Sunday, October 07, 2007

life as contemplated over breakfast on a sunny day...

sometimes it makes much more sense to simply let things work themselves out for us. sometimes pushing and prodding stuff to make it happen does not lead to solutions...
the veritable sage once said, "Problems are either unsolvable or they have a solution. if they have a solution then there is no need to worry about them, and if they don't have a solution then there is no sense in worrying about them."
...life will deal with things in its own Karmic mannerisms. so be good and hope that life returns the favors with a bit of interest.

am in Bombay today. wasn't planning to, but then here i am. all it took was a call from mom asking me to accompany her and a six hour train ride (mostly spent sleeping) and here i am. traveling seems to have taken up a significant majority of my time of late. ever since i decided last summer that i needed to get out of Baroda and the horrendous brain-rot that i had gotten myself into, and decided that the best way to do so was to travel and keep my mind occupied, i haven't looked back. hidden amongst the immense landscape of India, the cities of Kolkata, Cuttack, Bhubaneshwar, Warangal, Bombay, Surat, et all have seen me stop by in my endless pursuit over the months. i have managed to regain some of my rationality and have also been able to give my creative side a greater leash to explode into my writings and workings...
but now it seems as if i just can't stop. i have always had a life that has taken me places. wonderful experiences all of them. but then, somewhere along the path it seems that i have managed to entwine myself so tightly in my traveling-seat that now even if i want to hop off and stay put, i cannot. i can only take things one day at a time, not knowing where i shall be tomorrow. i have a firm picture of what i want to be and where i am going in life in general. just that i seem to have lost myself in a strictly geographical context. yesterday i was in Baroda, today i am in Bombay, tomorrow i shall be in (?).

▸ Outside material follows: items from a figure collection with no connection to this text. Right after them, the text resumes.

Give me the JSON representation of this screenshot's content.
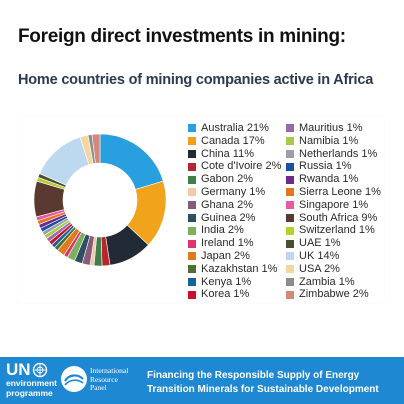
{
  "title": "Foreign direct investments in mining:",
  "subtitle": "Home countries of mining companies active in Africa",
  "chart_data": {
    "type": "pie",
    "title": "Home countries of mining companies active in Africa",
    "donut": true,
    "legend_position": "right",
    "series": [
      {
        "label": "Australia 21%",
        "name": "Australia",
        "value": 21,
        "color": "#2a9fe0"
      },
      {
        "label": "Canada 17%",
        "name": "Canada",
        "value": 17,
        "color": "#f0a31b"
      },
      {
        "label": "China 11%",
        "name": "China",
        "value": 11,
        "color": "#222a35"
      },
      {
        "label": "Cote d'Ivoire 2%",
        "name": "Cote d'Ivoire",
        "value": 2,
        "color": "#b5262d"
      },
      {
        "label": "Gabon 2%",
        "name": "Gabon",
        "value": 2,
        "color": "#3f7f4a"
      },
      {
        "label": "Germany 1%",
        "name": "Germany",
        "value": 1,
        "color": "#f4c6a6"
      },
      {
        "label": "Ghana 2%",
        "name": "Ghana",
        "value": 2,
        "color": "#8a5a7a"
      },
      {
        "label": "Guinea 2%",
        "name": "Guinea",
        "value": 2,
        "color": "#2e4f60"
      },
      {
        "label": "India 2%",
        "name": "India",
        "value": 2,
        "color": "#79b15f"
      },
      {
        "label": "Ireland 1%",
        "name": "Ireland",
        "value": 1,
        "color": "#e0336b"
      },
      {
        "label": "Japan 2%",
        "name": "Japan",
        "value": 2,
        "color": "#e07a1e"
      },
      {
        "label": "Kazakhstan 1%",
        "name": "Kazakhstan",
        "value": 1,
        "color": "#4c6f2f"
      },
      {
        "label": "Kenya 1%",
        "name": "Kenya",
        "value": 1,
        "color": "#1c5f9e"
      },
      {
        "label": "Korea 1%",
        "name": "Korea",
        "value": 1,
        "color": "#c8102e"
      },
      {
        "label": "Mauritius 1%",
        "name": "Mauritius",
        "value": 1,
        "color": "#9a6aa8"
      },
      {
        "label": "Namibia 1%",
        "name": "Namibia",
        "value": 1,
        "color": "#a8c94a"
      },
      {
        "label": "Netherlands 1%",
        "name": "Netherlands",
        "value": 1,
        "color": "#9aa0a6"
      },
      {
        "label": "Russia 1%",
        "name": "Russia",
        "value": 1,
        "color": "#1d4fa0"
      },
      {
        "label": "Rwanda 1%",
        "name": "Rwanda",
        "value": 1,
        "color": "#6d2a8c"
      },
      {
        "label": "Sierra Leone 1%",
        "name": "Sierra Leone",
        "value": 1,
        "color": "#e8731f"
      },
      {
        "label": "Singapore 1%",
        "name": "Singapore",
        "value": 1,
        "color": "#e85aa0"
      },
      {
        "label": "South Africa 9%",
        "name": "South Africa",
        "value": 9,
        "color": "#5a3a30"
      },
      {
        "label": "Switzerland 1%",
        "name": "Switzerland",
        "value": 1,
        "color": "#b5cf2e"
      },
      {
        "label": "UAE 1%",
        "name": "UAE",
        "value": 1,
        "color": "#4a4f2e"
      },
      {
        "label": "UK 14%",
        "name": "UK",
        "value": 14,
        "color": "#bcd9f0"
      },
      {
        "label": "USA 2%",
        "name": "USA",
        "value": 2,
        "color": "#f5d6a0"
      },
      {
        "label": "Zambia 1%",
        "name": "Zambia",
        "value": 1,
        "color": "#8c8c8c"
      },
      {
        "label": "Zimbabwe 2%",
        "name": "Zimbabwe",
        "value": 2,
        "color": "#d4877a"
      }
    ]
  },
  "footer": {
    "unep_logo_text": "UN",
    "unep_sub_line1": "environment",
    "unep_sub_line2": "programme",
    "irp_line1": "International",
    "irp_line2": "Resource",
    "irp_line3": "Panel",
    "caption_line1": "Financing the Responsible Supply of Energy",
    "caption_line2": "Transition Minerals for Sustainable Development",
    "background_color": "#1e88d2"
  }
}
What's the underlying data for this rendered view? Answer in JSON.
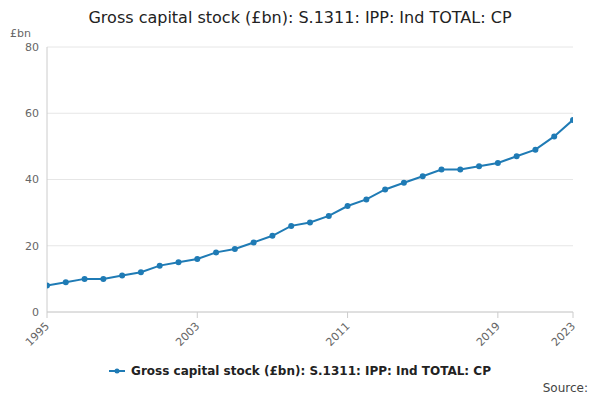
{
  "chart_data": {
    "type": "line",
    "title": "Gross capital stock (£bn): S.1311: IPP: Ind TOTAL: CP",
    "y_label": "£bn",
    "source": "Source:",
    "x": [
      1995,
      1996,
      1997,
      1998,
      1999,
      2000,
      2001,
      2002,
      2003,
      2004,
      2005,
      2006,
      2007,
      2008,
      2009,
      2010,
      2011,
      2012,
      2013,
      2014,
      2015,
      2016,
      2017,
      2018,
      2019,
      2020,
      2021,
      2022,
      2023
    ],
    "series": [
      {
        "name": "Gross capital stock (£bn): S.1311: IPP: Ind TOTAL: CP",
        "color": "#1f7bb5",
        "marker": "circle",
        "values": [
          8,
          9,
          10,
          10,
          11,
          12,
          14,
          15,
          16,
          18,
          19,
          21,
          23,
          26,
          27,
          29,
          32,
          34,
          37,
          39,
          41,
          43,
          43,
          44,
          45,
          47,
          49,
          53,
          58
        ]
      }
    ],
    "xlim": [
      1995,
      2023
    ],
    "xticks": [
      1995,
      2003,
      2011,
      2019,
      2023
    ],
    "ylim": [
      0,
      80
    ],
    "yticks": [
      0,
      20,
      40,
      60,
      80
    ],
    "grid": true,
    "legend": "bottom"
  }
}
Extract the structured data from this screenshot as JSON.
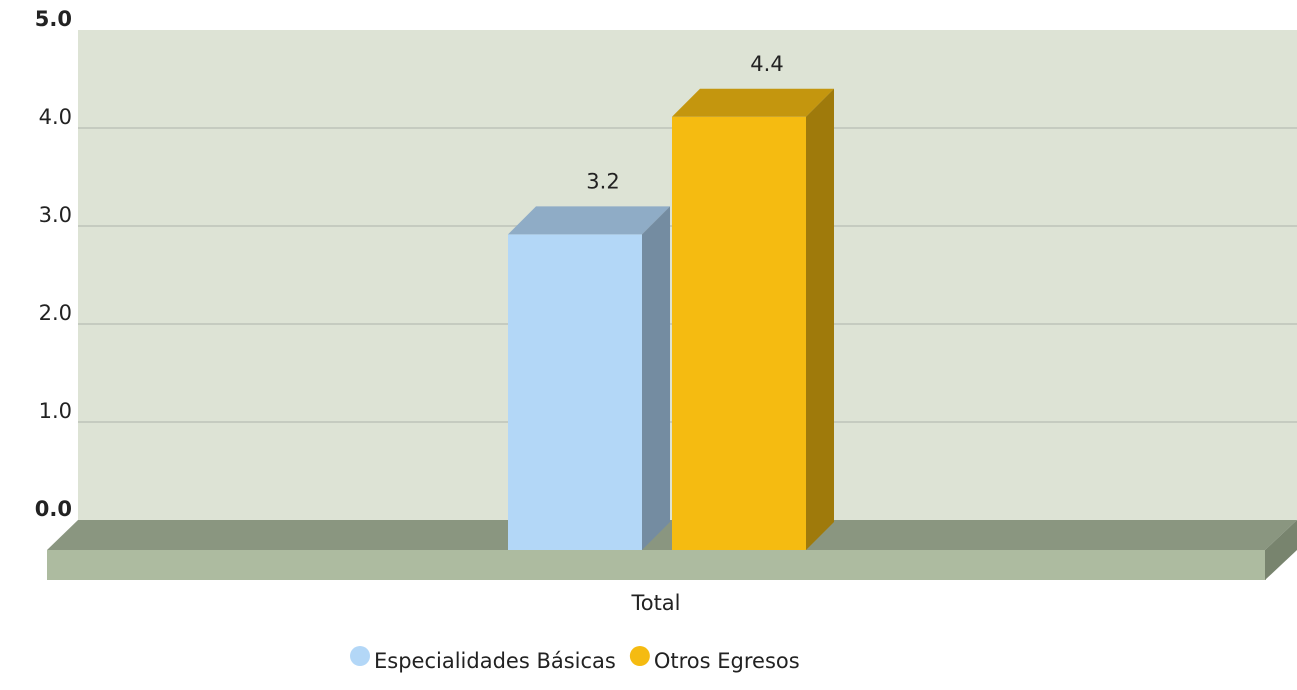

...people ask me where i am from? "from here and there" is what i reply... आजकों हम यंहा है, कल का कीसे है पता ...life is fun when its uncertain. but only in the short run! in the long run stability is what counts...that's the lesson of the day in Basic Economics for you students. now run along. class dismissed!

ps: currently reading 'By the River Peidra i sat down and wept' ~ Paulo Coelho।

1 comment:

gP said...

welcome ye ol 21st century nomad...doesnt traveling make you feel young bro.